Fortunately this was not my first rodeo. I already had an extension I put in the oven earlier that could help me parse this output. Ie once it is downloaded… using these commands

cv en systemtools

redis-cli monitor > /tmp/redis.log

cv api4 Redislog.parse fileName=/tmp/redis.log

This gives us some output with some immediate clues that something is wrong. The screenshot below shows the first part of the output.  Under ‘duplicate_hits’  we see that connection 56668 did 59 GET calls and 58 SET calls on a single key in the metadata cache.

So what does that mean?

Well CiviCRM has a bunch of different caches defined here - in the above output we can see two in action - the line GET - crm/settings is the settings cache - referred to in codes as \Civi::cache('settings'); whereas the GET - crm/metadata is the metadata cache - \Civi::cache('metadata')

.

Both of these caches are ‘fastArray’ caches - which means that once the date for a given cache key has been returned once, is it stored in a php array for the rest of the php process - so in most php requests there should be only one call to the Redis cache for each key.. So, why is it not getting the values from the php array cache?

This is where the second part of the command line output comes into play - all the log lines have been output to a file called “redis_parsed.log” (per the output above). Once I open that file in Excel I can use some basic filtering to see what is happening with a given process. There are two things I’m looking for - either signs of the fast array cache being bypassed or signs of excessive cache clears. In the output below I see the latter - the ‘DEL’ (delete) action appear repeatedly. That tells me that the metadata cache is being cleared multiple times in the course of the process - requiring it to be rebuilt repeatedly.

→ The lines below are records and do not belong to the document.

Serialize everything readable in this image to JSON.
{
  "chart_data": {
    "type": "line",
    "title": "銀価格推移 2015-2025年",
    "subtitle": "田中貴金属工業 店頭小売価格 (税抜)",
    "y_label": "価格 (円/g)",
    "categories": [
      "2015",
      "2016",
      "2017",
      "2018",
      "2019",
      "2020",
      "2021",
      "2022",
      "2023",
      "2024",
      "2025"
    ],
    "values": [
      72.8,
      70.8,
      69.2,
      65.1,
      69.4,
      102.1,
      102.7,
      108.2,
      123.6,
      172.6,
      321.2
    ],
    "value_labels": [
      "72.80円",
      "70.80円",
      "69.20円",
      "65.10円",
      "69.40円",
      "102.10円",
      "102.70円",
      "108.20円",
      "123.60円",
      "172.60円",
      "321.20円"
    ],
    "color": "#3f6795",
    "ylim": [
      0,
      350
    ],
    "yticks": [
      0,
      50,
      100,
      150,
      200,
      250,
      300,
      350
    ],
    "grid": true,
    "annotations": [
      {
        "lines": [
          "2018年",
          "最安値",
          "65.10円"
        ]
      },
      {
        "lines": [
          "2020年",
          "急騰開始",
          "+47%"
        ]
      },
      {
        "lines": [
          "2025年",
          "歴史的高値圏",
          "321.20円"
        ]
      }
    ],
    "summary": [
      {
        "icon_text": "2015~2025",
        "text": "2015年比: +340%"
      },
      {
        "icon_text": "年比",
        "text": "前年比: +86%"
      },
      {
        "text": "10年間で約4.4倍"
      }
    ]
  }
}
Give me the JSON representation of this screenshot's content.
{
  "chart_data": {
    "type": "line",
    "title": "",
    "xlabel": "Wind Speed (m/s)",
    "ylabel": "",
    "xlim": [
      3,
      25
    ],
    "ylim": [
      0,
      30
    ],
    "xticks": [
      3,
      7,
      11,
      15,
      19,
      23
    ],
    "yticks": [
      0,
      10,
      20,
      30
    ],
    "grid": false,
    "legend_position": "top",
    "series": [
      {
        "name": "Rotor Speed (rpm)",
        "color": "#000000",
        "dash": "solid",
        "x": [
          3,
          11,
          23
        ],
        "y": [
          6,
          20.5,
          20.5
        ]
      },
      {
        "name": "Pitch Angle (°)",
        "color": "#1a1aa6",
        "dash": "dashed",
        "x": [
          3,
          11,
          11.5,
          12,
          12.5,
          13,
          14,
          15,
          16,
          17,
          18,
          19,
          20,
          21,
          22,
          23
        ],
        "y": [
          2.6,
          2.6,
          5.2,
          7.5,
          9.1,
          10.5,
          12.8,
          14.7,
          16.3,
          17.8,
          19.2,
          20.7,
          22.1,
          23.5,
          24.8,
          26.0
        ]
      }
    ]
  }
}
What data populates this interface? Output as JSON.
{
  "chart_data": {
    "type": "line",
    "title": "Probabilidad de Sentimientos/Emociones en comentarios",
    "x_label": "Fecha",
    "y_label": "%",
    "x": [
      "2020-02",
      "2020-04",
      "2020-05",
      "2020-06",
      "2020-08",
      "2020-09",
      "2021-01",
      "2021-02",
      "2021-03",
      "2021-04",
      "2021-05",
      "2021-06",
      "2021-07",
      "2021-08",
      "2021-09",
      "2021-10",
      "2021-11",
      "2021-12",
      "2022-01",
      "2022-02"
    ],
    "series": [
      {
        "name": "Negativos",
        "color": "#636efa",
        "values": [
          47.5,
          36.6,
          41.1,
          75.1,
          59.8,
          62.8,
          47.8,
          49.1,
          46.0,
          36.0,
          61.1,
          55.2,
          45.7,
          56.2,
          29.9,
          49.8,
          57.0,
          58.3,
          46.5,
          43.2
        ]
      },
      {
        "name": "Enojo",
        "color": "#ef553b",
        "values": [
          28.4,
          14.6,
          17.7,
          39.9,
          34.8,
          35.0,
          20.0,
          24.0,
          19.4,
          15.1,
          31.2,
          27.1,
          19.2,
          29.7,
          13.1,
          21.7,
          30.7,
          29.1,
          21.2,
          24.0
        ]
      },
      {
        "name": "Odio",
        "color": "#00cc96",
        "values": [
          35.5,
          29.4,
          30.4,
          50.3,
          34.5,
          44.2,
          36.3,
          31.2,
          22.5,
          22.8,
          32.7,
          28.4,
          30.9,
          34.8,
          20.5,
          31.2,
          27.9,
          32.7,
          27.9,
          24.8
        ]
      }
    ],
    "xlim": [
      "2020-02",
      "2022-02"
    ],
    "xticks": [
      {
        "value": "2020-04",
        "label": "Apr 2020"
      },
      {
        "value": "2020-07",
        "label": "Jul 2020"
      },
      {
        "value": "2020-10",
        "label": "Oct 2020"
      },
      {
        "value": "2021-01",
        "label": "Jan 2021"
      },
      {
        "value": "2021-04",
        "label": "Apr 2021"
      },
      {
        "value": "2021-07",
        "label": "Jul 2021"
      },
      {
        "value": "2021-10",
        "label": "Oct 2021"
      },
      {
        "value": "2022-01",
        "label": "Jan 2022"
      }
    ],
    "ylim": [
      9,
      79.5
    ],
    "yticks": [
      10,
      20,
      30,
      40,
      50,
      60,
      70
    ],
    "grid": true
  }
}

So - I know what I’m looking for for is the metadata cache being cleared excessively so time to poke around in the code for when it is cleared 

(there were some calls to the legacy function too)

From here I poked around & when I got to the I18n file I saw that the code had been updated recently enough to have changed in our last code deploy (since we upgrade often we only had to look back up to 2 months)

And I was able to find the commit on github

We tested removing that line and our processing rate quintupled immediately.

Wrapping up

I’m not going to go into the details of why that change was made or my (current) efforts to put up a more durable fix as the goal of this blog was to talk through some of the techniques I use to get to the bottom of an obscure performance issue.

I would note, however, that on finding the issue was in the `setLocale()` function it made sense why we experience a slow down on sending letters compared to processing donations - swapLocale() is called in a couple of places in the process of rendering correspondence.

Comments

Thanks Eileen, I appreciate you sharing the details (especially the part about the night of sleep and coffee). I'm not sure I have ever solved a hard problem without both!